Três anos de Lula: Brasil retoma protagonismo internacional e liderança no Sul G
Em janeiro de 2025, o Brasil assumiu pela quarta vez a presidência do Brics, com foco na cooperação prática, no financiamento ao desenvolvimento sustentável e na defesa de reformas das instituições multilaterais.
Por Rose Pacheco
Ao completar três anos do terceiro mandato do presidente Luiz Inácio Lula da Silva, o Brasil consolidou a retomada de uma política externa ativa, voltada ao multilateralismo, ao fortalecimento do Sul Global e à reconstrução do diálogo diplomático. O reposicionamento internacional recolocou o país no centro de debates globais sobre desenvolvimento, democracia, combate à fome e transição climática.

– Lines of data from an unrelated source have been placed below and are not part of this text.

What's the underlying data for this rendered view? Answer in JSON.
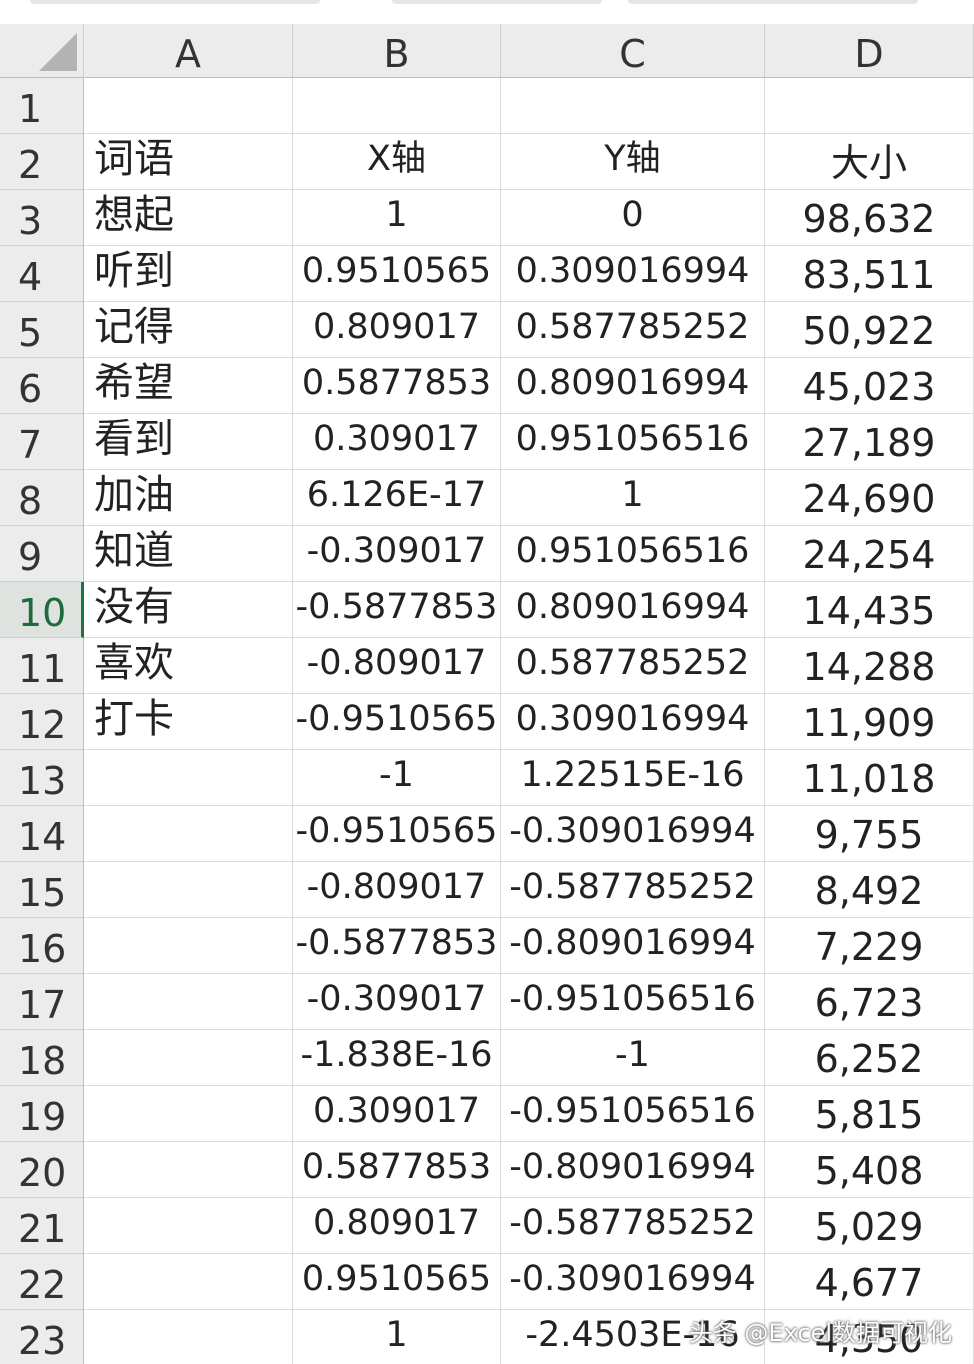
{
  "columns": [
    "A",
    "B",
    "C",
    "D"
  ],
  "rows": [
    {
      "n": "1",
      "a": "",
      "b": "",
      "c": "",
      "d": ""
    },
    {
      "n": "2",
      "a": "词语",
      "b": "X轴",
      "c": "Y轴",
      "d": "大小"
    },
    {
      "n": "3",
      "a": "想起",
      "b": "1",
      "c": "0",
      "d": "98,632"
    },
    {
      "n": "4",
      "a": "听到",
      "b": "0.9510565",
      "c": "0.309016994",
      "d": "83,511"
    },
    {
      "n": "5",
      "a": "记得",
      "b": "0.809017",
      "c": "0.587785252",
      "d": "50,922"
    },
    {
      "n": "6",
      "a": "希望",
      "b": "0.5877853",
      "c": "0.809016994",
      "d": "45,023"
    },
    {
      "n": "7",
      "a": "看到",
      "b": "0.309017",
      "c": "0.951056516",
      "d": "27,189"
    },
    {
      "n": "8",
      "a": "加油",
      "b": "6.126E-17",
      "c": "1",
      "d": "24,690"
    },
    {
      "n": "9",
      "a": "知道",
      "b": "-0.309017",
      "c": "0.951056516",
      "d": "24,254"
    },
    {
      "n": "10",
      "a": "没有",
      "b": "-0.5877853",
      "c": "0.809016994",
      "d": "14,435"
    },
    {
      "n": "11",
      "a": "喜欢",
      "b": "-0.809017",
      "c": "0.587785252",
      "d": "14,288"
    },
    {
      "n": "12",
      "a": "打卡",
      "b": "-0.9510565",
      "c": "0.309016994",
      "d": "11,909"
    },
    {
      "n": "13",
      "a": "",
      "b": "-1",
      "c": "1.22515E-16",
      "d": "11,018"
    },
    {
      "n": "14",
      "a": "",
      "b": "-0.9510565",
      "c": "-0.309016994",
      "d": "9,755"
    },
    {
      "n": "15",
      "a": "",
      "b": "-0.809017",
      "c": "-0.587785252",
      "d": "8,492"
    },
    {
      "n": "16",
      "a": "",
      "b": "-0.5877853",
      "c": "-0.809016994",
      "d": "7,229"
    },
    {
      "n": "17",
      "a": "",
      "b": "-0.309017",
      "c": "-0.951056516",
      "d": "6,723"
    },
    {
      "n": "18",
      "a": "",
      "b": "-1.838E-16",
      "c": "-1",
      "d": "6,252"
    },
    {
      "n": "19",
      "a": "",
      "b": "0.309017",
      "c": "-0.951056516",
      "d": "5,815"
    },
    {
      "n": "20",
      "a": "",
      "b": "0.5877853",
      "c": "-0.809016994",
      "d": "5,408"
    },
    {
      "n": "21",
      "a": "",
      "b": "0.809017",
      "c": "-0.587785252",
      "d": "5,029"
    },
    {
      "n": "22",
      "a": "",
      "b": "0.9510565",
      "c": "-0.309016994",
      "d": "4,677"
    },
    {
      "n": "23",
      "a": "",
      "b": "1",
      "c": "-2.4503E-16",
      "d": "4,350"
    }
  ],
  "active_row": "10",
  "watermark": "头条 @Excel数据可视化",
  "colors": {
    "header_bg": "#ececec",
    "active_row_accent": "#1f7244",
    "grid": "#dadada"
  }
}
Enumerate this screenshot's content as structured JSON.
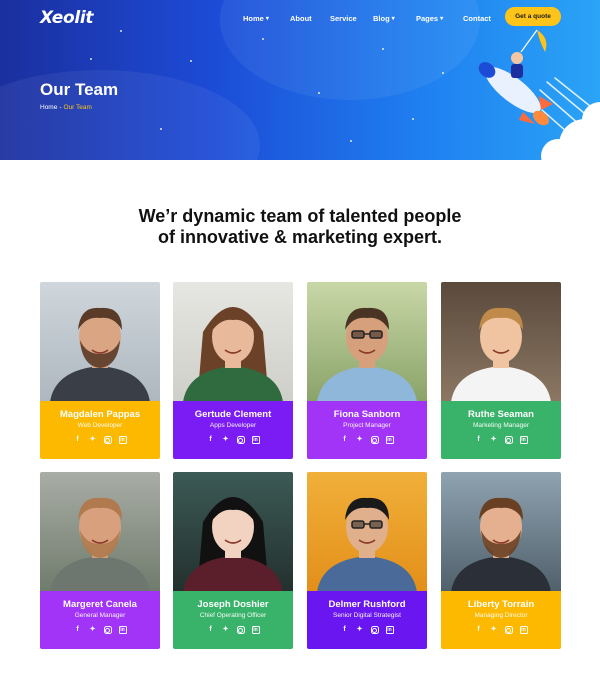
{
  "header": {
    "logo": "Xeolit",
    "nav": [
      {
        "label": "Home",
        "has_dropdown": true
      },
      {
        "label": "About",
        "has_dropdown": false
      },
      {
        "label": "Service",
        "has_dropdown": false
      },
      {
        "label": "Blog",
        "has_dropdown": true
      },
      {
        "label": "Pages",
        "has_dropdown": true
      },
      {
        "label": "Contact",
        "has_dropdown": false
      }
    ],
    "cta": "Get a quote"
  },
  "hero": {
    "title": "Our Team",
    "breadcrumb": {
      "home": "Home",
      "separator": "-",
      "current": "Our Team"
    }
  },
  "section": {
    "headline_line1": "We’r dynamic team of talented people",
    "headline_line2": "of innovative & marketing expert."
  },
  "social_icons": [
    "facebook-icon",
    "twitter-icon",
    "instagram-icon",
    "linkedin-icon"
  ],
  "team": [
    {
      "name": "Magdalen Pappas",
      "role": "Web Developer",
      "color": "#fcb900"
    },
    {
      "name": "Gertude Clement",
      "role": "Apps Developer",
      "color": "#7c1cf4"
    },
    {
      "name": "Fiona Sanborn",
      "role": "Project Manager",
      "color": "#a234f8"
    },
    {
      "name": "Ruthe Seaman",
      "role": "Marketing Manager",
      "color": "#3ab36a"
    },
    {
      "name": "Margeret Canela",
      "role": "General Manager",
      "color": "#a234f8"
    },
    {
      "name": "Joseph Doshier",
      "role": "Chief Operating Officer",
      "color": "#3ab36a"
    },
    {
      "name": "Delmer Rushford",
      "role": "Senior Digital Strategist",
      "color": "#6a16f0"
    },
    {
      "name": "Liberty Torrain",
      "role": "Managing Director",
      "color": "#fcb900"
    }
  ],
  "colors": {
    "accent_yellow": "#ffc41a",
    "hero_start": "#1b2f9e",
    "hero_end": "#2aa4f6"
  }
}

A atuação brasileira se deu tanto pela presença do presidente em fóruns estratégicos quanto pela liderança em agendas sensíveis, como a reforma da governança internacional, a ampliação do comércio exterior e a defesa de uma transição ambiental justa.

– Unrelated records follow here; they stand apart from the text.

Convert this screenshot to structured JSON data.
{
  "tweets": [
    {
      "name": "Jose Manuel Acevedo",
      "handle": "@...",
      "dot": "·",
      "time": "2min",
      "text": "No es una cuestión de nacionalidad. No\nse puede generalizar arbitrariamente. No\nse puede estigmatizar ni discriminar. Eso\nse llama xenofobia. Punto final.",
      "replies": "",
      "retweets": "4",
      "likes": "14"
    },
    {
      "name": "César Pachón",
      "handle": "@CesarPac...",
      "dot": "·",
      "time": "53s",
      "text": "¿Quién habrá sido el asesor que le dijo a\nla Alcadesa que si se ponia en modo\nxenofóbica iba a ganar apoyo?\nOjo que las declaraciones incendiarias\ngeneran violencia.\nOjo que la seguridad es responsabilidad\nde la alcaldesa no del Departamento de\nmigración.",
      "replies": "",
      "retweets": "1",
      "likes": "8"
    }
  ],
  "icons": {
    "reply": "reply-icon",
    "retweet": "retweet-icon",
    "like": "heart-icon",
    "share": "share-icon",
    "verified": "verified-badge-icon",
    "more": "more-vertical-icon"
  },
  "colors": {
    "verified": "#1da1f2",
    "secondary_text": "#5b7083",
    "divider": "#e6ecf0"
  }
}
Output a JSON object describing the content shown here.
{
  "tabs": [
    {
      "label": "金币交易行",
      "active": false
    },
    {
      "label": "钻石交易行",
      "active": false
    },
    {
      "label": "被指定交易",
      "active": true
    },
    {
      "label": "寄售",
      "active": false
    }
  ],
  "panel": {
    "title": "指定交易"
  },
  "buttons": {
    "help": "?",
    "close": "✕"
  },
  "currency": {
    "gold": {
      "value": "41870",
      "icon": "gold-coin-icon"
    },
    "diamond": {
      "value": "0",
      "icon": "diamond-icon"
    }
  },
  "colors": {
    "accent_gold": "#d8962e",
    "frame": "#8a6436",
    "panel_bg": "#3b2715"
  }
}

O Brics tornou-se um dos principais eixos da política externa, ampliando a articulação entre países em desenvolvimento nas áreas política, econômica e social. O grupo reúne parcela expressiva da população mundial, do PIB global, da produção de alimentos e da matriz energética.
Em janeiro de 2025, o Brasil assumiu pela quarta vez a presidência do Brics, com foco na cooperação prática, no financiamento ao desenvolvimento sustentável e na defesa de reformas das instituições multilaterais. A atuação brasileira fortaleceu o papel do Novo Banco de Desenvolvimento (NDB) no financiamento de projetos estruturantes, além de impulsionar iniciativas em inovação, transição energética, saúde, ciência e tecnologia.
G20 E COMBATE À FOME — Durante a presidência do G20, em 2024, o Brasil levou o combate à fome e à pobreza ao centro da agenda econômica global. O principal legado foi a criação da Aliança Global contra a Fome e a Pobreza, inspirada em políticas públicas brasileiras de enfrentamento às desigualdades.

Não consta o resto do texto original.